Partnering to Scale Instructional Improvement: A Framework for Organizing Research-Practice Partnerships
For decades, researchers and educators alike have been caught in waves of reforms that sought to change the quality of teaching and learning at scale. The press to make instruction more engaging has been amplified by calls to make our educational systems more effective and equitable. While progress has been made in identifying practices and conditions that promote deeper learning in some classrooms, knowing how to scale ambitious instructional reforms equitably remains an open question.
Research-practice partnerships (RPPs) emerged as a promising strategy for generating new knowledge and building new capabilities for improving teaching and school systems through research. Defined as “a long-term collaboration aimed at educational improvement or equitable transformation through engagement with research,” partnerships are “intentionally organized to connect diverse forms of expertise and shift power relations in the research endeavor to ensure that all partners have a say in the joint work.” What this definition doesn’t capture, however, is the complexity of standing up an RPP.
RPPs seeking to improve instructional practice at scale face dual learning imperatives in that partners must learn how to (1) manage and confront the complexity involved in trying to change instruction at scale and (2) develop a model of partnership that is equipped to the task. The pursuits of these learning imperatives suggests a need for ongoing learning over time. Referring to this as partnering rather than partnership more accurately reflects the active learning needed to address the likely realities of bringing the worlds of research and practice together to confront complexity and drive change.

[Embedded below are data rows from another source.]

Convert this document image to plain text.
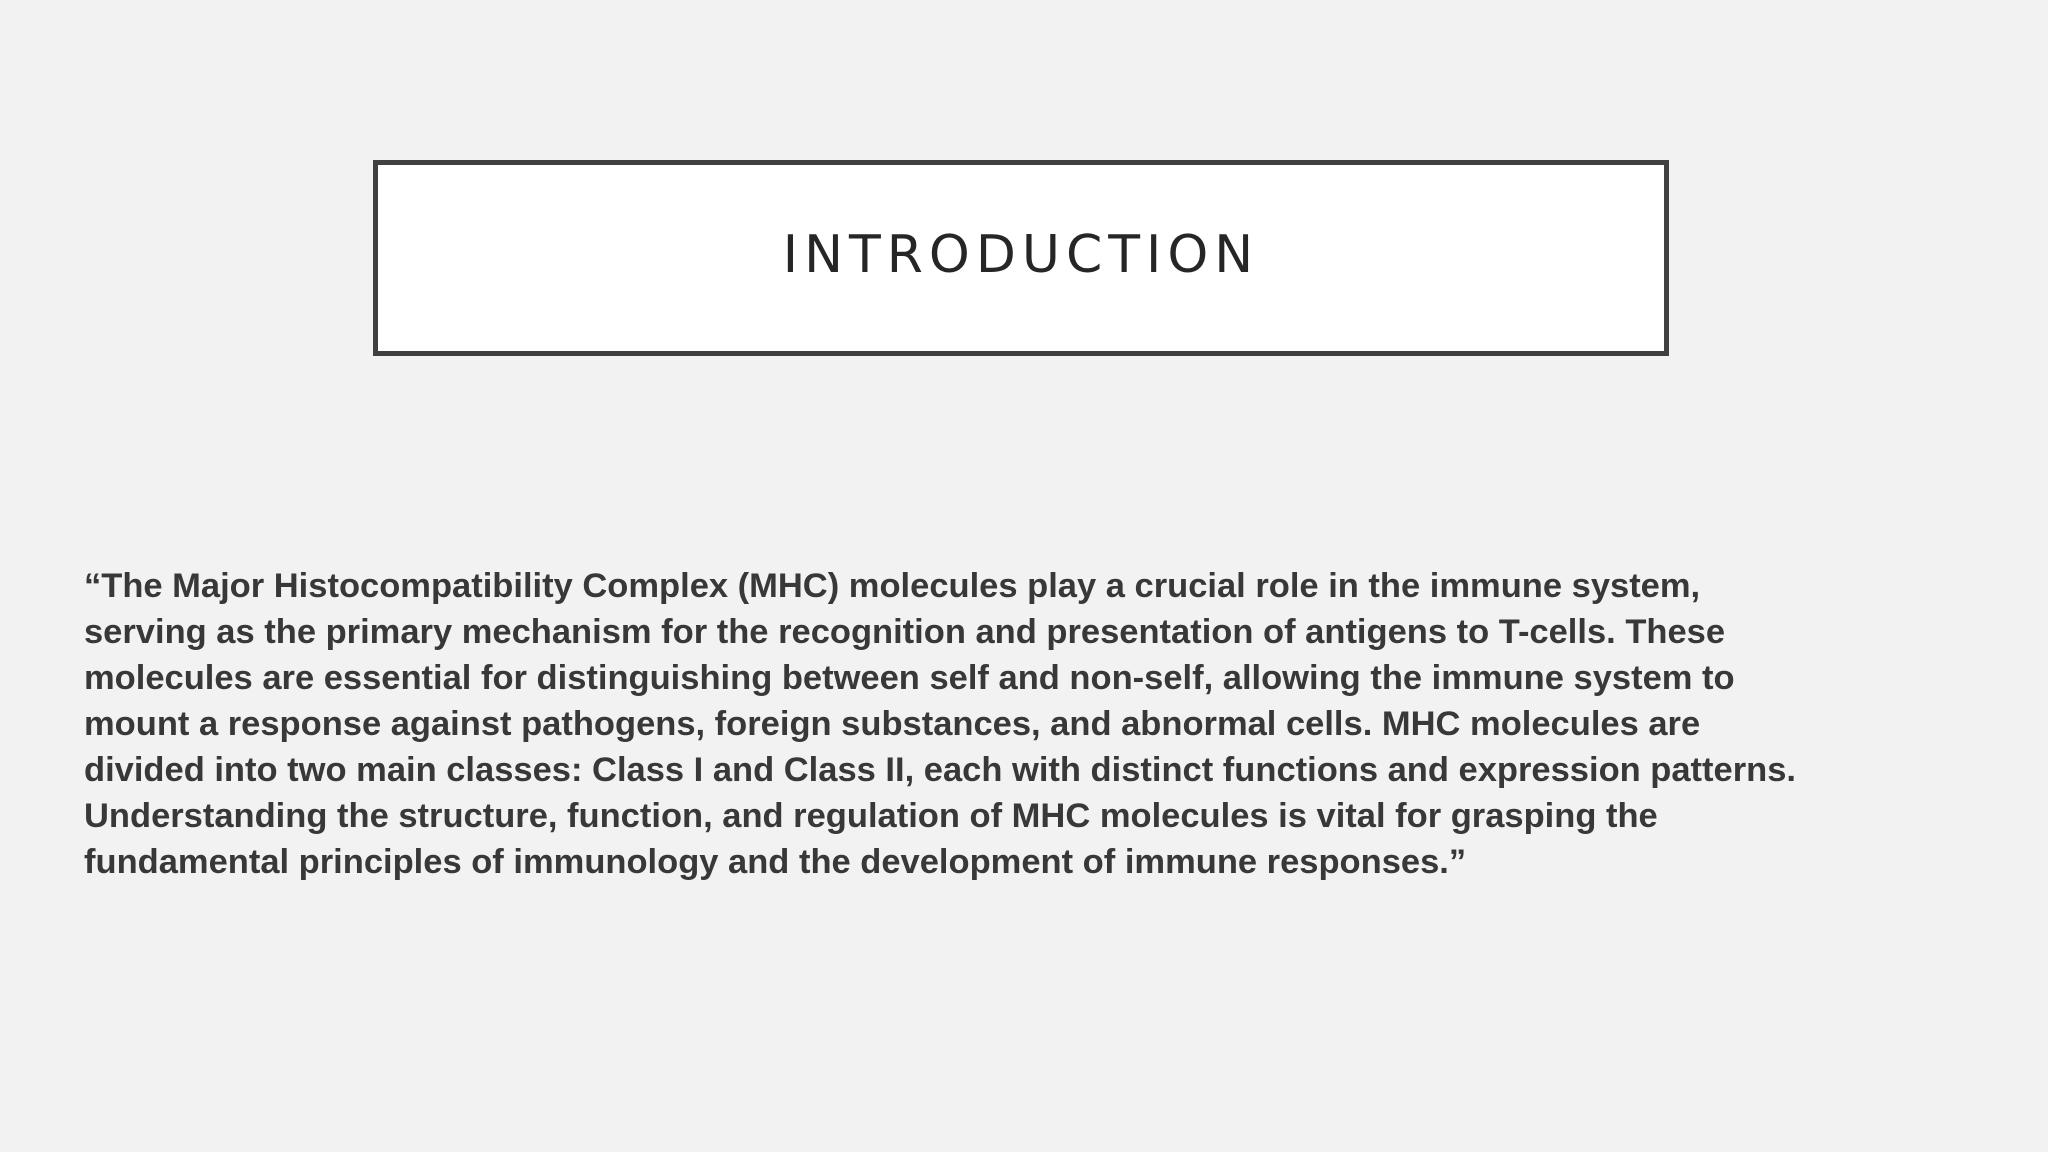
INTRODUCTION

“The Major Histocompatibility Complex (MHC) molecules play a crucial role in the immune system,
serving as the primary mechanism for the recognition and presentation of antigens to T-cells. These
molecules are essential for distinguishing between self and non-self, allowing the immune system to
mount a response against pathogens, foreign substances, and abnormal cells. MHC molecules are
divided into two main classes: Class I and Class II, each with distinct functions and expression patterns.
Understanding the structure, function, and regulation of MHC molecules is vital for grasping the
fundamental principles of immunology and the development of immune responses.”
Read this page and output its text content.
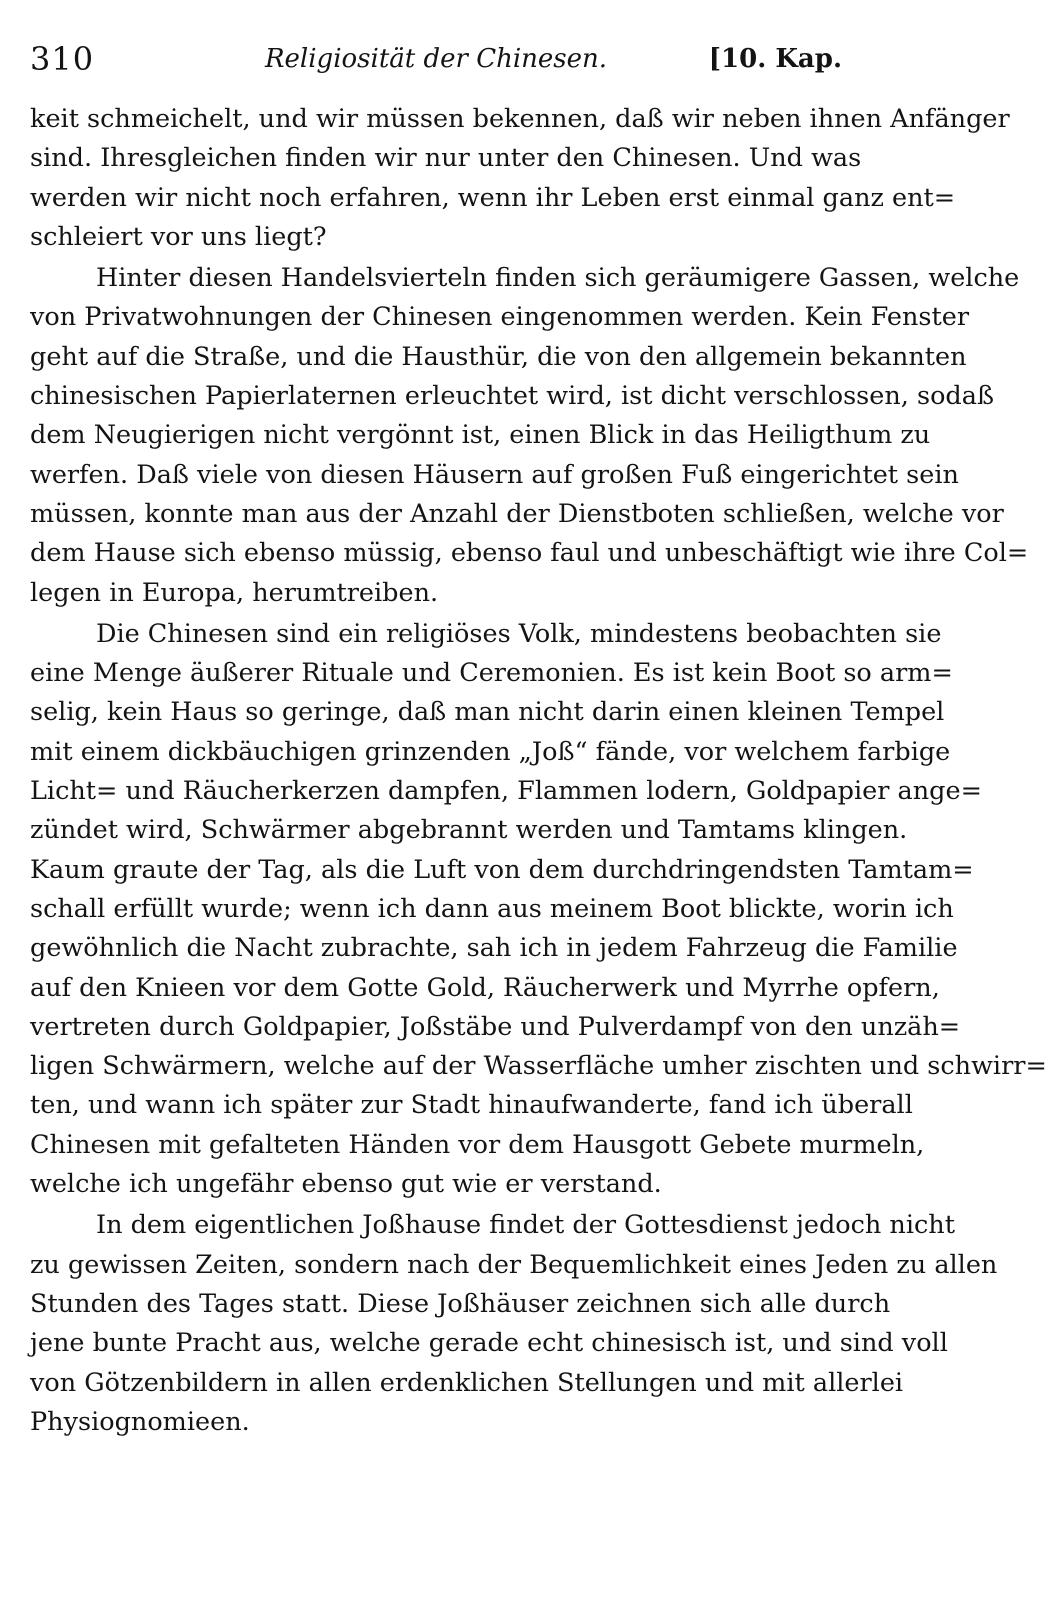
310	Religiosität der Chinesen.	[10. Kap.
keit schmeichelt, und wir müssen bekennen, daß wir neben ihnen Anfänger
sind. Ihresgleichen finden wir nur unter den Chinesen. Und was
werden wir nicht noch erfahren, wenn ihr Leben erst einmal ganz ent=
schleiert vor uns liegt?
Hinter diesen Handelsvierteln finden sich geräumigere Gassen, welche
von Privatwohnungen der Chinesen eingenommen werden. Kein Fenster
geht auf die Straße, und die Hausthür, die von den allgemein bekannten
chinesischen Papierlaternen erleuchtet wird, ist dicht verschlossen, sodaß
dem Neugierigen nicht vergönnt ist, einen Blick in das Heiligthum zu
werfen. Daß viele von diesen Häusern auf großen Fuß eingerichtet sein
müssen, konnte man aus der Anzahl der Dienstboten schließen, welche vor
dem Hause sich ebenso müssig, ebenso faul und unbeschäftigt wie ihre Col=
legen in Europa, herumtreiben.
Die Chinesen sind ein religiöses Volk, mindestens beobachten sie
eine Menge äußerer Rituale und Ceremonien. Es ist kein Boot so arm=
selig, kein Haus so geringe, daß man nicht darin einen kleinen Tempel
mit einem dickbäuchigen grinzenden „Joß“ fände, vor welchem farbige
Licht= und Räucherkerzen dampfen, Flammen lodern, Goldpapier ange=
zündet wird, Schwärmer abgebrannt werden und Tamtams klingen.
Kaum graute der Tag, als die Luft von dem durchdringendsten Tamtam=
schall erfüllt wurde; wenn ich dann aus meinem Boot blickte, worin ich
gewöhnlich die Nacht zubrachte, sah ich in jedem Fahrzeug die Familie
auf den Knieen vor dem Gotte Gold, Räucherwerk und Myrrhe opfern,
vertreten durch Goldpapier, Joßstäbe und Pulverdampf von den unzäh=
ligen Schwärmern, welche auf der Wasserfläche umher zischten und schwirr=
ten, und wann ich später zur Stadt hinaufwanderte, fand ich überall
Chinesen mit gefalteten Händen vor dem Hausgott Gebete murmeln,
welche ich ungefähr ebenso gut wie er verstand.
In dem eigentlichen Joßhause findet der Gottesdienst jedoch nicht
zu gewissen Zeiten, sondern nach der Bequemlichkeit eines Jeden zu allen
Stunden des Tages statt. Diese Joßhäuser zeichnen sich alle durch
jene bunte Pracht aus, welche gerade echt chinesisch ist, und sind voll
von Götzenbildern in allen erdenklichen Stellungen und mit allerlei
Physiognomieen.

This paper presents a framework and a reflective tool for partnering for instructional improvement at scale. The framework is composed of four elements: (1) the commitments partners make to each other to solve the problem they set out to solve, (2) the structures an RPP puts in place so that partners can learn together, (3) the expertise it initially brings together and continues to develop as it learns about improving instruction, and (4) the social learning capabilities the RPP develops so that partners can learn together. The interactions among the components create the conditions for learning through partnering that, in turn, influence whether a partnership could be up to the task of achieving equitable instructional reform at scale.